Laminitis is one of the most serious diseases of horses, ponies and donkeys. It is a painful condition of the tissues (lamellae) that bond the hoof wall to the pedal (coffin) bone in the horses hoof. Severe and recurring cases of laminitis can cause chronic painful lameness or result in the horse being destroyed to prevent further suffering.
For the past decade, researchers, led by Professor Cathy McGowan from the University's Department of Equine Clinical Science and Institute of Aging and Chronic Disease, have systematically investigated laminitis caused by hormonal dysregulation, endocrine laminitis.
She led groundbreaking research that showed laminitis was directly caused by insulin, an important hormone involved in dietary glucose (from carbohydrates) control, which overturned previous held theories of laminitis. This new knowledge has now paved the way for improving the veterinary industry's understanding of this terrible disease, and improving future research and treatment.
Professor McGowan's understanding of abnormal insulin regulation stemmed from her work as a veterinary specialist where she has treated many horses and ponies with endocrine disease - she noticed that what they had in common was abnormal insulin regulation.
Three major advances
The researchers highlighted three major advances in the understanding of this disease.
First, laminitis is now considered to be a clinical syndrome associated with a disease that affects a number of organs and tissues, or affects the body as a whole (systemic) or altered weight bearing rather than being a discrete disease entity.

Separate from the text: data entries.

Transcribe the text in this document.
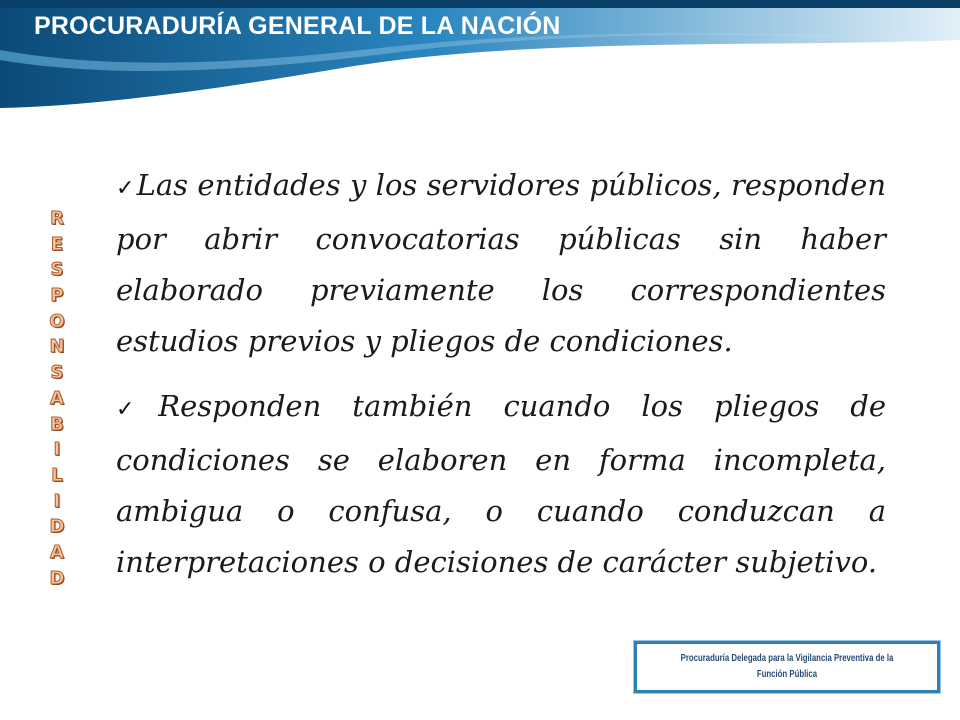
PROCURADURÍA GENERAL DE LA NACIÓN
R
E
S
P
O
N
S
A
B
I
L
I
D
A
D

✓Las entidades y los servidores públicos, responden por abrir convocatorias públicas sin haber elaborado previamente los correspondientes estudios previos y pliegos de condiciones.

✓Responden también cuando los pliegos de condiciones se elaboren en forma incompleta, ambigua o confusa, o cuando conduzcan a interpretaciones o decisiones de carácter subjetivo.

Procuraduría Delegada para la Vigilancia Preventiva de la Función Pública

Next, laminitis associated with the endocrine system, endocrine laminitis, is now believed to be the predominant form in animals presenting (primarily) for lameness.
These simple but important paradigm shifts have several implications, the main one being that an accurate diagnosis of the associated systemic disease (most commonly endocrine disease) would be pivotal for laminitis management, prognosis and the prevention of recurrence.
Third, from a series of histological studies Professor McGowan led in conjunction with Veterinary Pathologist Janet Patterson-Kane and PhD student Ninja Karikoski, showed that under the microscope, the changes in the hoof lamellae were subtle in comparison with previous descriptions and most importantly, there was evidence of a prolonged subclinical phase in at least some horses, as evidenced by the development of divergent hoof rings visible on the hoof wall.
These hoof rings may signify a vital window of opportunity for horse owners and their veterinary surgeons to recognize and apply therapeutic intervention before painful laminitis occurs.
Under the microscope it was clear that instead of severe basement membrane failure (as had been proposed based on experimental models in severely systemically ill horses), stretching and elongation of the lamellar cells is an early and key event in the disease and this knowledge will inform research directions in the future.
Professor McGowan, Head of Department of Equine Clinical Science said: “These findings completely change the way we think about a very important disease in horses. This is very important to the equine industry and veterinary profession and will be the basis of future research directions.”